Kadına yönelik şiddetin toplumsal cinsiyet ayrımcılığından doğduğunu kabul eden sözleşme, kadının kadın olduğu için şiddete maruz kaldığını ifade ederek, şiddetle mücadale ve bunun önlenmesi için bir çaba ortaya koymaktadır. Dolayısıyla toplumsal cinsiyet eşitsizliğini ortadan kaldırmak maksadıyla hem eğitim sistemi hem de yasaların yeniden gözden geçirilmesini öngörmektedir.
Şiddeti önlemeye ve bu anlamda gerekli desteği sağlamaya yönelik olan 6284 sayılı Ailenin Korunması ve Kadına Karşı Şiddetin Önlenmesine Dair Kanun gereğince şiddete maruz kalan veya şiddete uğrama tehlikesi bulunan herkes, ilgili kurumlara başvurabilir.
Dolayısıyla bireylerin hangi kurumlardan yardım alabileceklerini bilmeleri bu noktada hayati önem taşımaktadır.

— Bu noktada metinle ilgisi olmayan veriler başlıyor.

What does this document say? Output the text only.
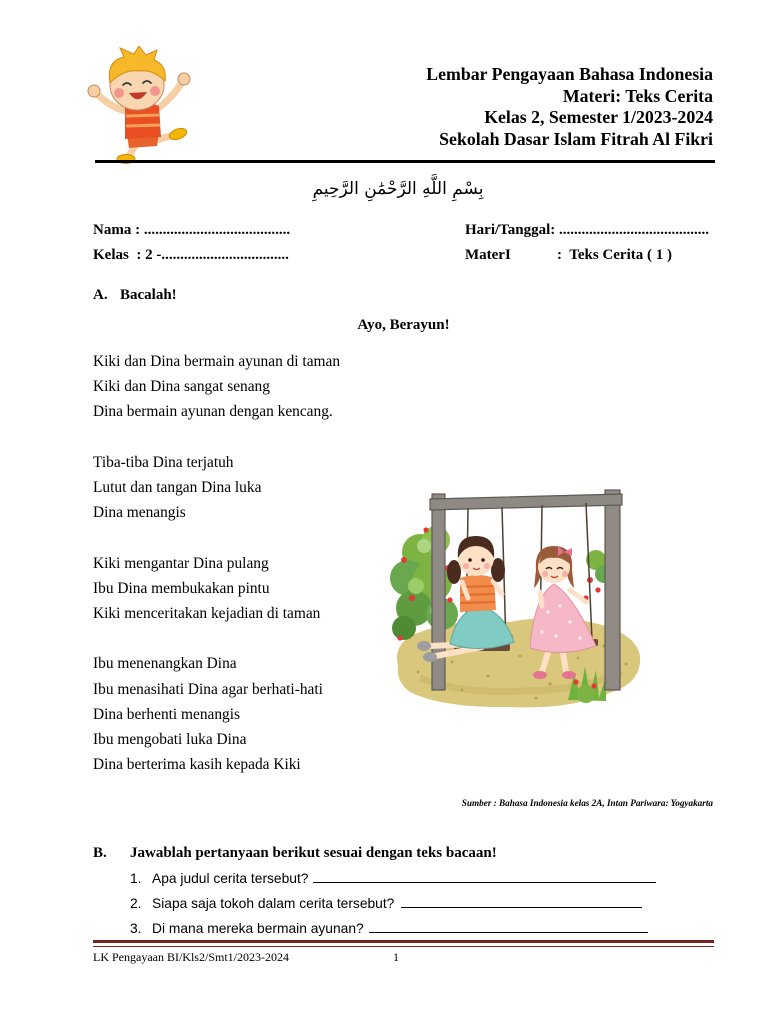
Lembar Pengayaan Bahasa Indonesia
Materi: Teks Cerita
Kelas 2, Semester 1/2023-2024
Sekolah Dasar Islam Fitrah Al Fikri
بِسْمِ اللَّهِ الرَّحْمَٰنِ الرَّحِيمِ
Nama : .......................................	Hari/Tanggal: ........................................
Kelas  : 2 -..................................	MaterI	:  Teks Cerita ( 1 )
A. Bacalah!
Ayo, Berayun!
Kiki dan Dina bermain ayunan di taman
Kiki dan Dina sangat senang
Dina bermain ayunan dengan kencang.
Tiba-tiba Dina terjatuh
Lutut dan tangan Dina luka
Dina menangis
Kiki mengantar Dina pulang
Ibu Dina membukakan pintu
Kiki menceritakan kejadian di taman
Ibu menenangkan Dina
Ibu menasihati Dina agar berhati-hati
Dina berhenti menangis
Ibu mengobati luka Dina
Dina berterima kasih kepada Kiki
Sumber : Bahasa Indonesia kelas 2A, Intan Pariwara: Yogyakarta
B. Jawablah pertanyaan berikut sesuai dengan teks bacaan!
1. Apa judul cerita tersebut?
2. Siapa saja tokoh dalam cerita tersebut?
3. Di mana mereka bermain ayunan?
LK Pengayaan BI/Kls2/Smt1/2023-2024	1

Bu kurumlardan bazıları şunlardır;
Alo 183 , Aile, Kadın, Çocuk ve Sosyal Hizmet Danışma Hattı (7 gün 24 saat ücretsiz hizmet vermektedir)
Alo 155 Polis İmdat,
Alo 156 Jandarma İmdat,
112 Acil,
Gelincik Hattı (444 43 06)
Aile İçi Şiddet Acil Yardım Hattı (0212 656 96 96)
Bu kurumlara, şiddete maruz kalan kişilerin kendisi, şiddeti öğrenen ya da şiddete tanıklık eden kişiler başvuruda bulunabilmektedir.